I stayed late at work tonight, I thought I could get a lot done.  I’m slowly clearing my desk, the piles build up again of course but a little less each time.  So today I thought, I can get a lot done in an extra hour, maybe clear a little bit of space that I can keep clear and maybe add to another day.

What did I manage to do in my extra hour in the office?

I managed to find an hour’s worth of problems I didn’t know about before, so I made no headway whatsoever in the backlog I’m pushing to get through.

This is what happens every time I work late, it seems.  Maybe I need to stay two hours late, so I can spend an hour doing what I need to do and the second hour on the firefighting.

Or maybe then I would just find twice as many problems.

Maybe I should just stop looking so closely.

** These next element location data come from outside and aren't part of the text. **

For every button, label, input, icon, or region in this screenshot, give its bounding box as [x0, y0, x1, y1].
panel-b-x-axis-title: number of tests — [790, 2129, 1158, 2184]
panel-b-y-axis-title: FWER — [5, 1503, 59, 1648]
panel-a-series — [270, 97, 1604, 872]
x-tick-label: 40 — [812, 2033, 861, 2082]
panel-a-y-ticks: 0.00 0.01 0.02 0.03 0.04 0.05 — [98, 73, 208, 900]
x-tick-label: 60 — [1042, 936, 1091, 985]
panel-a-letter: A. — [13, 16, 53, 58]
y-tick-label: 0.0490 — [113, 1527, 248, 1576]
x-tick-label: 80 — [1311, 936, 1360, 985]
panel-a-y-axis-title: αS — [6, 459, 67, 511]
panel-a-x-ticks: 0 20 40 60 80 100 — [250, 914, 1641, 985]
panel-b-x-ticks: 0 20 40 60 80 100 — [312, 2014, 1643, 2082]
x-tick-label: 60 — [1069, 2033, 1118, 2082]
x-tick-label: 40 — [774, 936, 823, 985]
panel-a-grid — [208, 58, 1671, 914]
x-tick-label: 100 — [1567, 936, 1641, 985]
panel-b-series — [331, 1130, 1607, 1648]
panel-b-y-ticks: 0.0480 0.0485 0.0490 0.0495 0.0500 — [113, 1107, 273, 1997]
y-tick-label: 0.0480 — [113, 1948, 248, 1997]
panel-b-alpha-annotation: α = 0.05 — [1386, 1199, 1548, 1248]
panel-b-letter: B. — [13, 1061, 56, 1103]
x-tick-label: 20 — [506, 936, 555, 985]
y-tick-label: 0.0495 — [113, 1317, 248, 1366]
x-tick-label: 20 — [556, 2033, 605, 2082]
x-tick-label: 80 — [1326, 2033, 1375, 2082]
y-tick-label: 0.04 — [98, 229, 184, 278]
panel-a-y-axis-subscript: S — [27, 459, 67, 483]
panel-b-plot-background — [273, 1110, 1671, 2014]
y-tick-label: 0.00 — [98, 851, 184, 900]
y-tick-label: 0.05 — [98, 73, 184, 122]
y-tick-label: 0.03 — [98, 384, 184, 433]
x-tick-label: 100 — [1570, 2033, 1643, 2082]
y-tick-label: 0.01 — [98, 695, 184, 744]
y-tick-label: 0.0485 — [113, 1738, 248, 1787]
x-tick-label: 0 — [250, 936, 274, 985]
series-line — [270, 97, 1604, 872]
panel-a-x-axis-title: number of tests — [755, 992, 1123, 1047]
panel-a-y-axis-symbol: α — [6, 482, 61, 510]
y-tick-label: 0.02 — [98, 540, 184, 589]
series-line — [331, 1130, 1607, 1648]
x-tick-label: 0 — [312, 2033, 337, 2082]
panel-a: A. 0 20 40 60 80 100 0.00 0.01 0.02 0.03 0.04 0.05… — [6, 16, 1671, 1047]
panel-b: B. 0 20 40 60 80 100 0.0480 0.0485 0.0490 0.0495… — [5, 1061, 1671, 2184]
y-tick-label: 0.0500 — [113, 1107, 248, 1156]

Diabetic moment of the day

None, again, look at me, I rock.

Episode 102. In which stop spamming me

Posted in Internet, people with tags , , , , , , on March 23, 2009 by diabetses

It seems like every day now I’m deleting comments from my spam queue.  Don’t get me wrong, I love comments on my blog, especially from people I know (handbag suggestions very welcome) but strangers are very welcome too.  But there’s always something in my spam queue.

The WordPress spam queue is pretty much perfect to be honest, I don’t think anything’s been caught by the filter that hasn’t actually been spam.  I just don’t understand, really, what it’s all about.  I assume there’s some kind of automated nonsense that just finds my blog and the random bullshit just appears there.  But if you’re advertising diets, or knitting, or whatever, I’m not interested.

Just leave me alone, spamface.

Diabetic moment of the day

I want marmalade on toast.  I didn’t have any, though.  That would be cheating.

Episode 101. In which I fail to find a handbag.

Posted in TV, food, shopping, weather on March 22, 2009 by diabetses

I want a new handbag.  I have a lot of bags but I want one that’s more grown-up, that’s big enough to hold all my stuff (purse, book, insulin kit etc) but not big enough to be considered comically oversized.  I saw one in Monsoon that was quite nice but I didn’t buy it, it wasn’t in the sale.  And now I need to find something similar but affordable.

Today I looked in a few places but didn’t see anything that came close.  I saw a bag I really liked but then realised it fell under the comically oversized category.  I have a business lunch later this week so I might have a look around the shops near work on Monday.

I did have a really pleasant walk around today with My Man, the sun was shining and although it was a bit nippy it was lovely to be out.  I stayed in bed for a long time this morning, just for the sake of being lazy, I watched loads of Supernatural on my laptop.

Diabetic moment of the day

Not that I can think of.  I really want a bowl of ice cream though.